Charles Warren Stoddard, founder of San Francisco's secret society of elites called the Bohemian Club, created a network of "tempermental men" for whom the "Orient" stood as a central unifying theme. Stoddard's relationship with Japanese immigrant poet Yone Noguchi, events at the Bohemian Club, and finally a fellatio ring organized by club members illuminates how race crucially came to inform same-sex desires and identity at the turn-of-the-century.
White reporters, writers, artists, and others conflated Chinese and Japanese, previously seen as two races, into one. There emerged the Oriental—a single pan-Asian American stereotype weighted with sexual and gender meaning. The quest to forge new frontiers in gender and sexual freedom reinforced—and spawned—racial inequality through the ever evolving Oriental.
This lecture is a personal and professional journey of engagement in queer public history at the GLBT History Museum, J-Sei, and an oral history project with API Equality Northern California
Immigrant Yone Noguchi, who is best known today as the father of Asian American sculptor Isamu Noguchi, settled in San Francisco in the 1890s. Within seven years after his arrival, he impregnated his editor Leonie Glimour and became engaged to Alabama's "first historian" Ethel Armes as he wrote love letters to San Francisco Bohemian Club founder Charles Warren Stoddard. Noguchi's affairs poignantly reveal vibrant polyamorous intimacies among first generation Japanese who are historically seen as strictly heterosexual and forced into debilitating asexuality in turn-of-the-century "bachelor societies."
A survey of queer Asian Pacific American history from the mid 1800s through 2000. Based on the paper "Breathing Fire" published with the National Park Service.

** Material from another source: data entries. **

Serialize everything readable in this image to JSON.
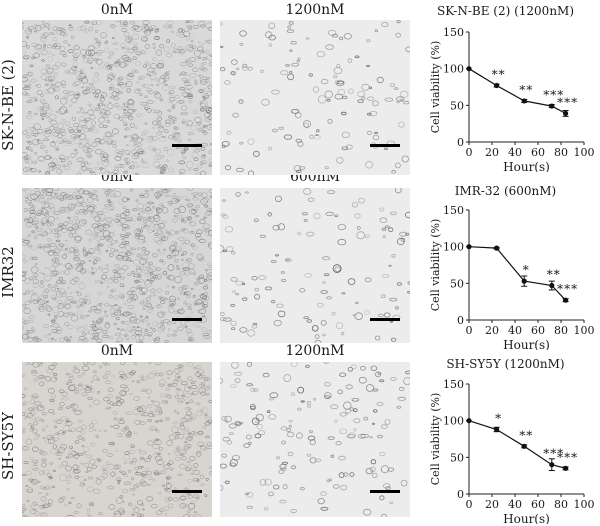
{
  "columns": [
    "0nM",
    "1200nM",
    "0nM",
    "600nM",
    "0nM",
    "1200nM"
  ],
  "rows": [
    {
      "cell_line": "SK-N-BE (2)",
      "control_label": "0nM",
      "treated_label": "1200nM",
      "tint": "#d9d9d9"
    },
    {
      "cell_line": "IMR32",
      "control_label": "0nM",
      "treated_label": "600nM",
      "tint": "#d6d6d6"
    },
    {
      "cell_line": "SH-SY5Y",
      "control_label": "0nM",
      "treated_label": "1200nM",
      "tint": "#d8d4d0"
    }
  ],
  "chart_data": [
    {
      "type": "line",
      "title": "SK-N-BE (2) (1200nM)",
      "xlabel": "Hour(s)",
      "ylabel": "Cell viability (%)",
      "xlim": [
        0,
        100
      ],
      "ylim": [
        0,
        150
      ],
      "xticks": [
        "0",
        "20",
        "40",
        "60",
        "80",
        "100"
      ],
      "yticks": [
        "0",
        "50",
        "100",
        "150"
      ],
      "x": [
        0,
        24,
        48,
        72,
        84
      ],
      "y": [
        100,
        77,
        56,
        49,
        39
      ],
      "err": [
        0,
        2,
        2,
        2,
        4
      ],
      "annotations": [
        "",
        "**",
        "**",
        "***",
        "***"
      ]
    },
    {
      "type": "line",
      "title": "IMR-32 (600nM)",
      "xlabel": "Hour(s)",
      "ylabel": "Cell viability (%)",
      "xlim": [
        0,
        100
      ],
      "ylim": [
        0,
        150
      ],
      "xticks": [
        "0",
        "20",
        "40",
        "60",
        "80",
        "100"
      ],
      "yticks": [
        "0",
        "50",
        "100",
        "150"
      ],
      "x": [
        0,
        24,
        48,
        72,
        84
      ],
      "y": [
        100,
        98,
        53,
        47,
        27
      ],
      "err": [
        0,
        1,
        7,
        6,
        2
      ],
      "annotations": [
        "",
        "",
        "*",
        "**",
        "***"
      ]
    },
    {
      "type": "line",
      "title": "SH-SY5Y (1200nM)",
      "xlabel": "Hour(s)",
      "ylabel": "Cell viability (%)",
      "xlim": [
        0,
        100
      ],
      "ylim": [
        0,
        150
      ],
      "xticks": [
        "0",
        "20",
        "40",
        "60",
        "80",
        "100"
      ],
      "yticks": [
        "0",
        "50",
        "100",
        "150"
      ],
      "x": [
        0,
        24,
        48,
        72,
        84
      ],
      "y": [
        100,
        88,
        65,
        40,
        35
      ],
      "err": [
        0,
        3,
        2,
        8,
        2
      ],
      "annotations": [
        "",
        "*",
        "**",
        "***",
        "***"
      ]
    }
  ]
}
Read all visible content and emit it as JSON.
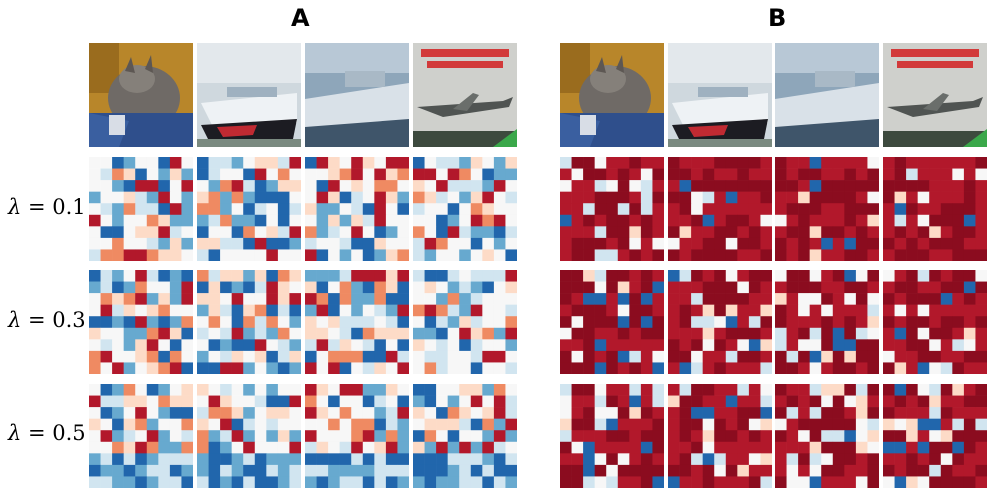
{
  "panels": [
    {
      "title": "A"
    },
    {
      "title": "B"
    }
  ],
  "rows": [
    {
      "label_var": "λ",
      "label_eq": "= 0.1"
    },
    {
      "label_var": "λ",
      "label_eq": "= 0.3"
    },
    {
      "label_var": "λ",
      "label_eq": "= 0.5"
    }
  ],
  "images": [
    {
      "subject": "cat",
      "text": ""
    },
    {
      "subject": "boat",
      "text": ""
    },
    {
      "subject": "ship",
      "text": ""
    },
    {
      "subject": "airplane-book-cover",
      "text": ""
    }
  ],
  "colors": {
    "red_dark": "#8b0c1f",
    "red": "#b2182b",
    "red_light": "#ef8a62",
    "pink": "#fddbc7",
    "white": "#f7f7f7",
    "blue_light": "#d1e5f0",
    "blue": "#67a9cf",
    "blue_dark": "#2166ac"
  }
}
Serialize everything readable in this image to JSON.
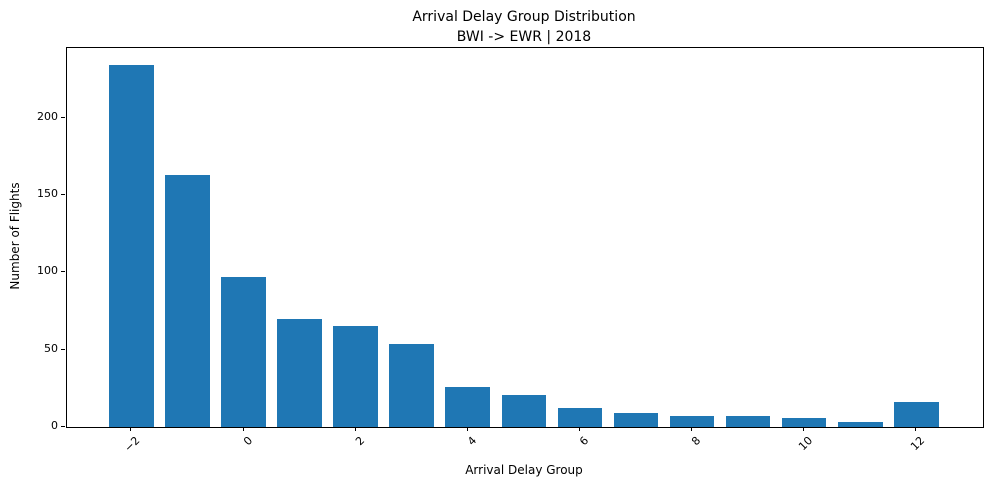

This lecture highlights the importance of applying a queer lens to ethnic studies with a dominant focus on Asian American Studies. By resetting to a queer frame of mind, Asian America could move out of the shadows of inadequacy that often defines our existence and create new standards of 'excellence.' A thick Asian butch with a shaved head working on her pick-up truck, two wispy gay Asians with amazing hair holding hands as they wait for the bus, and a transwoman with a five o'clock clock shadow walking around in stilettos in the broad light of day, could all become provocative models of Asian America.